When we were last met together, we were discussing Michael Philip Penn's two recent and highly valuable books. In those he mentions other scholars who came before him in attempting, however incompletely, to make the Syriac encounters with Islam--by far the earliest such encounters, and the ones with the most numerous and most contemporaneous documentation--better known. One of those pioneering scholars was Robert Hoyland, author of the recent study In God's Path: the Arab Conquests and the Creation of an Islamic Empire. Hoping for a longer review later, I post a few notes here about this important book deserving a place in every library concerned with Islamic history and the history of Muslim-Christian relations.

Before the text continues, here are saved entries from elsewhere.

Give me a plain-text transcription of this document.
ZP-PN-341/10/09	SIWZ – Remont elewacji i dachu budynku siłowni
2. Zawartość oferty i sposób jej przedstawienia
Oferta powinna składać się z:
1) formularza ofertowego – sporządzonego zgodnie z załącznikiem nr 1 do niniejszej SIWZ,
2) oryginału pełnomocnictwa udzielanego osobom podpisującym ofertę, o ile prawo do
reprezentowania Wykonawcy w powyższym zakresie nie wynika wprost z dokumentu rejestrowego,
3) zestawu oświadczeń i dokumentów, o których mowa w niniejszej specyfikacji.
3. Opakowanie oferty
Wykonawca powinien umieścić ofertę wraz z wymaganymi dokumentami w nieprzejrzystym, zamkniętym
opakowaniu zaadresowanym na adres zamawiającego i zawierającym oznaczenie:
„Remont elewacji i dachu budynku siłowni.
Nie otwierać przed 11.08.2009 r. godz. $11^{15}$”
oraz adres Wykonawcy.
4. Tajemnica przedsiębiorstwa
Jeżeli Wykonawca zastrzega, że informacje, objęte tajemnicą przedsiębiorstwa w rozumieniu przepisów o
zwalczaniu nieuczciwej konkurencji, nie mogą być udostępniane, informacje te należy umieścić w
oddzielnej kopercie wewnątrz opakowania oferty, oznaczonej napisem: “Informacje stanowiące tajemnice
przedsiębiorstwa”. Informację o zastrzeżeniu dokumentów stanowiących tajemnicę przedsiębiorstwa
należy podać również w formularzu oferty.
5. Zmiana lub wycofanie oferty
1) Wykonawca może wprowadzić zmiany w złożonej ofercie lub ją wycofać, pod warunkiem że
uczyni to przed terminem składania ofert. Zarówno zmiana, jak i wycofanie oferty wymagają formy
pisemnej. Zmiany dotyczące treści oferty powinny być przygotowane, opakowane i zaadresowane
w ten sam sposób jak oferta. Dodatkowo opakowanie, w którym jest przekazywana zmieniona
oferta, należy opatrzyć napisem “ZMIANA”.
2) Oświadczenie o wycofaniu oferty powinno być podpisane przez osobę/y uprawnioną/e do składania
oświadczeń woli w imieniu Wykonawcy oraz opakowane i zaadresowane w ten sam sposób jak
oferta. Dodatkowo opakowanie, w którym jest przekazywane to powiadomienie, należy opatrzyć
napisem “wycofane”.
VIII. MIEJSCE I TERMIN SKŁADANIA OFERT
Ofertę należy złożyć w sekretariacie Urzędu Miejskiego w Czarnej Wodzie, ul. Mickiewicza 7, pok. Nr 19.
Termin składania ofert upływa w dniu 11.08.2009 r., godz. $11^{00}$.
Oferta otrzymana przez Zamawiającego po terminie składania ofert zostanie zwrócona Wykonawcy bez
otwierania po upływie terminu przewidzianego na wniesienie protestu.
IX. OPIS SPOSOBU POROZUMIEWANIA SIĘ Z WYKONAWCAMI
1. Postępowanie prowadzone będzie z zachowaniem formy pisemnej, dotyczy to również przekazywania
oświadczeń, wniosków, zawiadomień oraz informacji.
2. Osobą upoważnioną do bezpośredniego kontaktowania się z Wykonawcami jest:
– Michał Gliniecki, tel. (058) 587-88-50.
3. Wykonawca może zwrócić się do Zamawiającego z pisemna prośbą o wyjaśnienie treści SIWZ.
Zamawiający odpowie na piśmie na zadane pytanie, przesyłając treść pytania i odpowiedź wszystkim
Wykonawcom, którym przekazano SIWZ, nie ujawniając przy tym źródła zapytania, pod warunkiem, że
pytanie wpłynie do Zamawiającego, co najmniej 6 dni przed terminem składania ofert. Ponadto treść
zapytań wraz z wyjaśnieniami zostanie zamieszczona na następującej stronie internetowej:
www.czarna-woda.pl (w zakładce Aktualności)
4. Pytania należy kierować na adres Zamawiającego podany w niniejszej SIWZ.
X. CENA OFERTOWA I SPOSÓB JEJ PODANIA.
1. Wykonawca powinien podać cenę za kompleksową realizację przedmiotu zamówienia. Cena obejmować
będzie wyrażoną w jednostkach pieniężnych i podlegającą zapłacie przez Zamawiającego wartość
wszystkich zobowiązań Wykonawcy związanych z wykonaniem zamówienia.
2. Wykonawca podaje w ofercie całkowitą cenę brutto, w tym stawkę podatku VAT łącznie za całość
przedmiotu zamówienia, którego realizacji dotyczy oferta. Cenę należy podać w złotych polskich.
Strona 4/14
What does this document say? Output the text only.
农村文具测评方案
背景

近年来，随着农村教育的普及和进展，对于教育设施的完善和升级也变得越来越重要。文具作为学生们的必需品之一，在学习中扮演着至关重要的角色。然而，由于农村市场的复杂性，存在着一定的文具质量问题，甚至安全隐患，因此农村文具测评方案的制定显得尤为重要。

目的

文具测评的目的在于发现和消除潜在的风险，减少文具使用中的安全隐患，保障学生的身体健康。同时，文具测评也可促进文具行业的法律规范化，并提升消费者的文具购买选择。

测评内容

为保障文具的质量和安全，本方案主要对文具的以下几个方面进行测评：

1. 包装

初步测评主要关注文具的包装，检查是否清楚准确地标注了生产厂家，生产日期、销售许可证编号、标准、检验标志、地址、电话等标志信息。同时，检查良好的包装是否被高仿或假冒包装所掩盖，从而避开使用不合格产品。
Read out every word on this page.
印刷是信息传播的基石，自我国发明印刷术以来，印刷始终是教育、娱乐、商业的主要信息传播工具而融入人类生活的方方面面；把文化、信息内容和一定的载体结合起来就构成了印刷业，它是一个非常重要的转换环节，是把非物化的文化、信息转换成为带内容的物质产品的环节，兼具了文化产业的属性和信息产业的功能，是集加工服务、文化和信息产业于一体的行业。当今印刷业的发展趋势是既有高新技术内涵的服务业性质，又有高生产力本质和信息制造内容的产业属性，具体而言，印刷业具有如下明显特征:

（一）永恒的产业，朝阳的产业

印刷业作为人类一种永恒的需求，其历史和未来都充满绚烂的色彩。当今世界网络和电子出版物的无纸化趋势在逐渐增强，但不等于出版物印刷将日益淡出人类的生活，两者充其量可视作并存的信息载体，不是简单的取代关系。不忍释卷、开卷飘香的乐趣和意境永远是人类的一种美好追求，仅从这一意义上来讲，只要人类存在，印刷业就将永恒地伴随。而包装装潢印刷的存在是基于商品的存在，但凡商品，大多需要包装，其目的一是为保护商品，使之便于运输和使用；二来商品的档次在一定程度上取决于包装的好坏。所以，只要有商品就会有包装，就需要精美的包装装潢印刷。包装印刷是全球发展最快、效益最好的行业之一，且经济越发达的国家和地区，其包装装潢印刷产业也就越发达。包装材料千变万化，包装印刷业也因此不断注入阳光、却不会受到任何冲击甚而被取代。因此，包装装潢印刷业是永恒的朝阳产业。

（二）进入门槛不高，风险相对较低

Hoyland begins by noting an unapologetic preference for 7th- and 8th-century texts, which are of course the earliest such records. What makes this approach innovative, but also, for a time, anathema to other scholars, is that these texts are often thought--disdainfully by some--as being largely "Christian" texts.
But this illustrates the central point he's going to make: there is no clear differentiation, in the earliest generations, between Arab Muslims and Syriac Christians; such a separation would come much later, and not be nearly so clear or so sharp as many today imagine. Other scholars have known for quite some time of the existence of these texts, but have avoided using them, leaving us as a result with virtually nothing--certainly nothing reliable--in the first generations of Islam after the Quran. To overcome this caesura, Hoyland is openly recognizing and using what he terms an "overwhelmingly" large number of texts of Christian provenance in Syriac and other non-Arab languages. For obvious reasons most Islamists before this have avoided using them. He's not just using or championing these texts over Islamic ones: he's arguing that the distinction between them is false and misleading.
Hoyland will also challenge a couple of other commonplaces in this book, including the one that sees the Arab advances in the 630s-640s as staggering and relentless in their success. Not quite so fast, he says, in more ways than one: it is better to see these advances over the longer period of 630-740 and to note during that period that there were some setbacks as the Arabs had to learn and adjust to a world so new to them in many ways.
As they encountered that world, Hoyland documents just how much it was not in fact totally overturned or remade by the Arabs. Neither did they bring in a dramatically new civilization from Western Arabia so much as remake existing ones, drawing on Christian and other elements to cobble together what, thanks to Hoyland, Penn, and contemporary scholars, we now recognize as a real bricolage.